Les effets du dérèglement climatique nous rappellent plus que jamais que la prestigieuse région vinicole de Bordeaux doit faire face à une menace réelle et de taille. Toutefois, le monde du vin sait s’adapter avec des pratiques agricoles qui offrent de nouvelles perspectives. Sur ce second volet d’enquête, EDGAR s’est rapproché de quatre illustres châteaux afin d’aborder ce sujet complexe et clivant auprès de professionnels du secteur se montrant unanimement optimistes face à ces enjeux majeurs !

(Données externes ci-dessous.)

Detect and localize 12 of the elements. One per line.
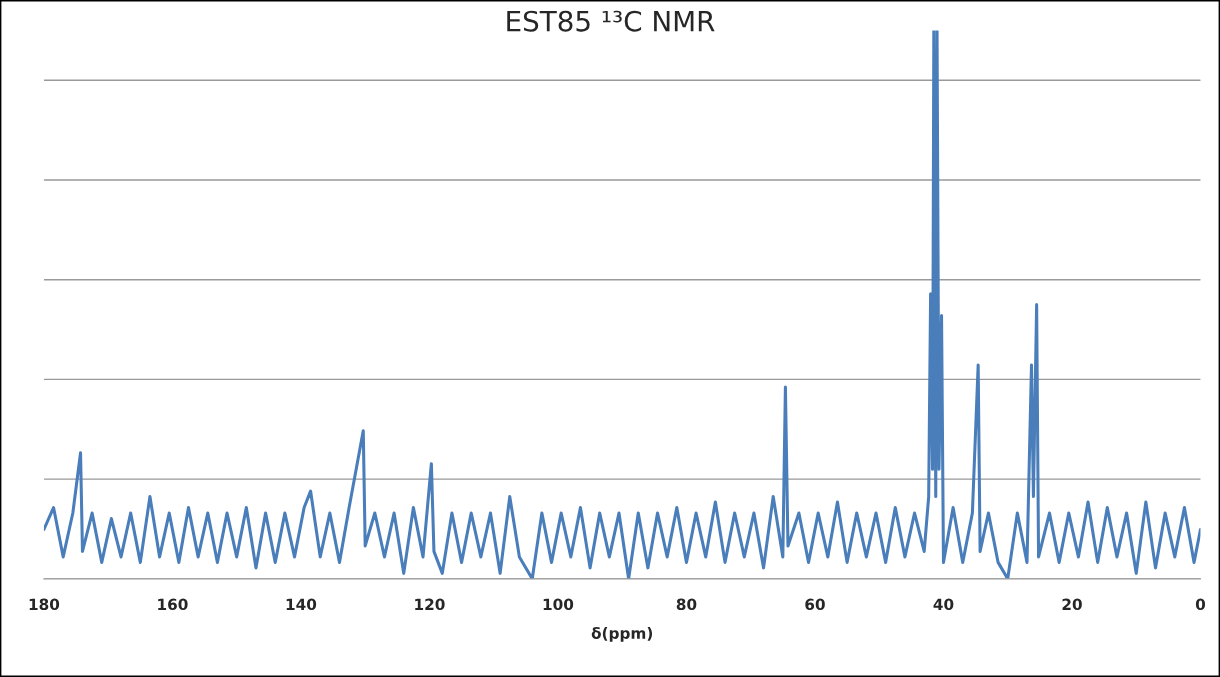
x-axis-title: δ(ppm) — [591, 626, 653, 642]
x-tick-label: 100 — [543, 598, 574, 611]
x-tick-label: 40 — [933, 598, 954, 611]
x-tick-label: 120 — [415, 598, 445, 611]
x-tick-label: 180 — [29, 598, 60, 611]
chart-title: EST85 ¹³C NMR — [507, 10, 715, 32]
x-tick-label: 80 — [676, 598, 697, 611]
x-tick-label: 140 — [286, 598, 317, 611]
x-tick-label: 60 — [805, 598, 825, 611]
x-tick-label: 0 — [1195, 598, 1206, 611]
x-tick-label: 20 — [1062, 598, 1082, 611]
x-tick-label: 160 — [158, 598, 188, 611]
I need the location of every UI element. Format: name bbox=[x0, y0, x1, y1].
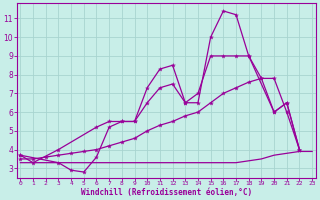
X-axis label: Windchill (Refroidissement éolien,°C): Windchill (Refroidissement éolien,°C) bbox=[81, 188, 252, 197]
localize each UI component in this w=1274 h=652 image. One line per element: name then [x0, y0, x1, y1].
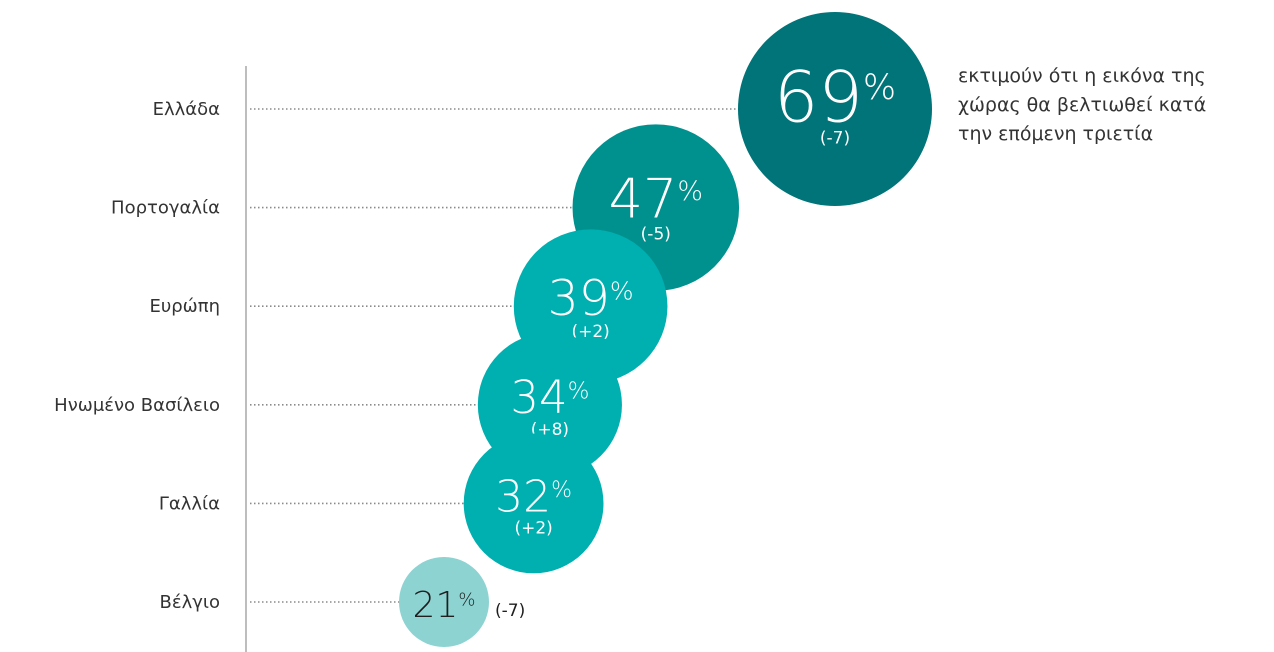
- category-label: Πορτογαλία: [111, 198, 220, 219]
- category-label: Ηνωμένο Βασίλειο: [54, 395, 220, 416]
- annotation-line: την επόμενη τριετία: [958, 123, 1154, 145]
- change-label: (+2): [571, 322, 609, 342]
- annotation-line: χώρας θα βελτιωθεί κατά: [958, 94, 1207, 116]
- value-label: 34%: [510, 371, 589, 424]
- chart-annotation: εκτιμούν ότι η εικόνα της χώρας θα βελτι…: [958, 62, 1258, 149]
- value-label: 21%: [413, 585, 476, 626]
- value-label: 69%: [774, 57, 896, 139]
- change-label: (-5): [641, 224, 671, 244]
- value-bubble: [463, 433, 604, 574]
- category-label: Ελλάδα: [153, 99, 220, 120]
- value-bubble: [399, 557, 489, 647]
- value-label: 47%: [609, 167, 703, 230]
- value-label: 39%: [548, 270, 634, 327]
- annotation-line: εκτιμούν ότι η εικόνα της: [958, 65, 1206, 87]
- change-label: (-7): [820, 129, 850, 149]
- change-label: (+2): [514, 518, 552, 538]
- category-label: Βέλγιο: [160, 592, 221, 613]
- value-bubble: [738, 12, 932, 206]
- category-label: Ευρώπη: [149, 296, 220, 317]
- value-label: 32%: [495, 471, 572, 522]
- change-label: (-7): [495, 601, 525, 621]
- category-label: Γαλλία: [159, 493, 220, 514]
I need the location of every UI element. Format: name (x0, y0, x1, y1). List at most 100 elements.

L’avenir semble se présenter en demi-teinte avec ces chaleurs extrêmes à répétition qui conduisent à la sécheresse, freinent la croissance des vignes et affectent la qualité du raisin. De plus pour assombrir encore un peu davantage le tableau, l’Hexagone devrait connaître, selon les experts, une redoutable hausse globale de ses températures de 4°C à l’horizon 2100… Mais presque à contrario, rappelons aussi, qu’un climat plus chaud et plus sec serait jugé bénéfique pour les vins de Bordeaux. Du coté de Château Beychevelle établi sur la rive gauche et composé de 250 hectares (dont 90 hectares de vignes) et profitant de sa proximité avec l’estuaire face aux excès de l’été sur un sol de graves garonnaises, on s’interroge en restant confiant. Le Directeur Général du château Philippe Blanc nous fait part de son expérience et explique clairement : « Face au changement climatique qui assaille la planète, le phénomène peut-il se transformer en cauchemar ou pouvons-nous continuer à rêver et à enchanter nos consommateurs de grands Vins de Bordeaux ? Factuellement que constate-t-on jusqu’alors ? Des pics de chaleur de plus en plus fréquents mais que la vigne arrive à supporter, cela peut cependant devenir plus compliqué pour les travailleurs des vignobles, une humidité plus présente qui s’accompagne d’une pression de maladie beaucoup plus compliquée à gérer, des risques de gel au printemps aussi paradoxal que cela puisse paraitre, des orages de grêle plus fréquents et imprévisibles qu’avant. Mais cependant, le phénomène n’est pas, à Bordeaux, facile à blâmer : 2022 année très sèche et chaude nous a permis de produire un millésime d’exception, le précédent avait été frais et « à l’ancienne », nous ramenant 30 ans en arrière, 2023 fut compliquée à maitriser mais le résultat est étonnamment bon. Donc le phénomène, s’il est évident à l’observation de la fonte des glaciers ou des calottes polaires, à la lecture mois après mois des records de températures à l’échelle du globe, des incendies aux 4 coins du monde, l’est moins à notre niveau de viticulteurs bordelais. Il faut donc agir et réfléchir mais ne pas se précipiter… »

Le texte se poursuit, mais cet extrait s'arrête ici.